Le pianiste a 25 ans, il a travaillé à la Columbia University, dans un programme d'échange avec la Juilliard School, avec Emanuel Ax (7e Prix du Concours Reine Elisabeth en 1972) et Matti Raekallio, avant de rejoindre la Hochschule für Musik de Hanovre où il travaille avec Olivier Gardon (6e Prix en 1975). Belle articulation, belle pulsation, belle sonorité cristalline mais les traits rapides un peu agités et bousculés. Comme ce qui s'est passé avec EunAe Lee hier soir, les intentions sont bonnes, mais la sauce ne prend pas. La vision de l'Ukrainien Denis Zhdanov est tout autre. Il est bachelier de l'Académie de Musique de Kiev, a suivi des cours de perfectionnement à Fiesole en Italie. Ses professeurs : Leonid Margarius, Eliso Virsaladze et Konstantin Lifschitz. Il a le grand mérite de vouloir faire sien le concerto, prend des risques stylistiques tels des rubati pas tellement appropriés, il abuse ci-et-là de la pédale, il joue sa propre cadence qu'il conçoit dans la résonance. L'Andante est très vécu, soutenu par une belle pulsation intérieure très intense et l'Allegro vivace assai est pris dans un tempo un "chouia" trop rapide pour être énoncé dans la sérénité. On peut ne pas être d'accord avec ses positions stylistiques mais la personnalité musicale est intéressante et son "Mozart" particulièrement attachant.

Kana Okada
Kana Okada

La pianiste japonaise Kana Okada poursuit depuis 2006 sa formation au Conservatoire National Supérieur de Musique de Paris où elle réside d'ailleurs. Ses professeurs : Halina Czerny Stefanska, Georges Pludermacher, Claire Désert, François-Frédéric Guy, Frank Braley et Haruko Ueda. Un panel bien français. La pièce imposée est suivie des Niais de Sologne de Rameau dans lesquels elle communique sa joie de jouer et, dans la 1ère Novelette et la 3e Improvisation en si mineur de Poulencelle se balade joyeusement dans le Paris du compositeur. Ces jolies pièces de genre sont suivies de la 2e Sonate de Prokofiev et là, les choses se gâtent. A force de ne pas prendre de temps pour changer d'atmosphère entre les différentes pièces de son répertoire, la pianiste enchaîne tout dans la même sonorité, le même type d'articulation. Mais Prokofiev n'est ni Rameau ni Poulenc. Elle terminait avec une courte pièce d'Elliott Carter, "Caténaires", où elle déploie ses qualités de virtuose.

Henry Kramer
Henry Kramer

Henry Kramer est âgé de 29 ans et nous vient des Etats-Unis.
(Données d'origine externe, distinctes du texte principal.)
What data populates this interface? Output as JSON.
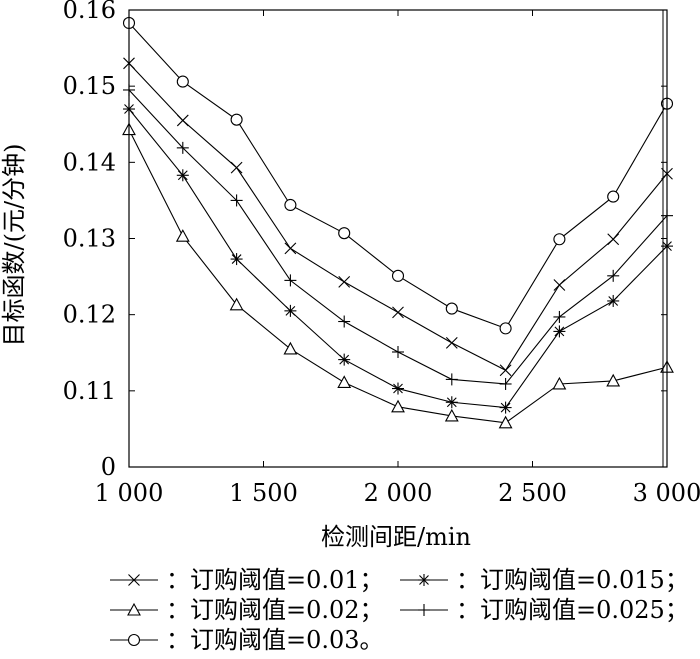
{
  "chart_data": {
    "type": "line",
    "xlabel": "检测间距/min",
    "ylabel": "目标函数/(元/分钟)",
    "xlim": [
      1000,
      3000
    ],
    "ylim": [
      0.1,
      0.16
    ],
    "x_ticks": [
      {
        "value": 1000,
        "label": "1 000"
      },
      {
        "value": 1500,
        "label": "1 500"
      },
      {
        "value": 2000,
        "label": "2 000"
      },
      {
        "value": 2500,
        "label": "2 500"
      },
      {
        "value": 3000,
        "label": "3 000"
      }
    ],
    "y_ticks": [
      {
        "value": 0.1,
        "label": "0"
      },
      {
        "value": 0.11,
        "label": "0.11"
      },
      {
        "value": 0.12,
        "label": "0.12"
      },
      {
        "value": 0.13,
        "label": "0.13"
      },
      {
        "value": 0.14,
        "label": "0.14"
      },
      {
        "value": 0.15,
        "label": "0.15"
      },
      {
        "value": 0.16,
        "label": "0.16"
      }
    ],
    "x": [
      1000,
      1200,
      1400,
      1600,
      1800,
      2000,
      2200,
      2400,
      2600,
      2800,
      3000
    ],
    "series": [
      {
        "name": "：订购阈值=0.01；",
        "marker": "x",
        "values": [
          0.153,
          0.1455,
          0.1393,
          0.1287,
          0.1243,
          0.1203,
          0.1163,
          0.1127,
          0.1239,
          0.1299,
          0.1385
        ]
      },
      {
        "name": "：订购阈值=0.015；",
        "marker": "star",
        "values": [
          0.147,
          0.1383,
          0.1273,
          0.1205,
          0.1141,
          0.1103,
          0.1085,
          0.1078,
          0.1178,
          0.1218,
          0.129
        ]
      },
      {
        "name": "：订购阈值=0.02；",
        "marker": "triangle",
        "values": [
          0.1443,
          0.1303,
          0.1213,
          0.1155,
          0.1111,
          0.1079,
          0.1067,
          0.1058,
          0.1109,
          0.1113,
          0.1131
        ]
      },
      {
        "name": "：订购阈值=0.025；",
        "marker": "plus",
        "values": [
          0.1495,
          0.1419,
          0.135,
          0.1245,
          0.1191,
          0.1151,
          0.1115,
          0.1109,
          0.1197,
          0.1251,
          0.133
        ]
      },
      {
        "name": "：订购阈值=0.03。",
        "marker": "circle",
        "values": [
          0.1583,
          0.1506,
          0.1456,
          0.1344,
          0.1307,
          0.1251,
          0.1208,
          0.1182,
          0.1299,
          0.1355,
          0.1477
        ]
      }
    ],
    "grid": false,
    "legend_position": "bottom"
  }
}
Il est bachelier et Master de la Juillard School où il a travaillé avec Julian Martin et Robert McDonald et, depuis 2014, il poursuit un doctorat avec Boris Berman à la Yale School of Music. Il donne des Tears of Light de Fabian Fiorini une vision très personnelle avec une belle urgence, écoute et concentration. Ce sont les plus beaux pppp à ffff entendus jusqu'ici. Il poursuit avec une sonate peu jouée de Haydn (la Hob. XVI:31) dans un style classique, avec naturel et fluidité. Le second moment fort de l'après-midi -après le Mozart de Denis Zhdanov- sera son interprétation de Gaspard de la nuit de Maurice Ravel, l'oeuvre redoutable que l'on sait. Un Ravel comme on aime l'entendre, le meilleur entendu jusqu'ici. L'Ondine est vivement colorée, ondoyante et souple à souhait, Gibet donne froid dans le dos et le redoutable Scarbo est livré avec une virtuosité toute naturelle. Un moment captivant de musique que le public a partagé sans détour.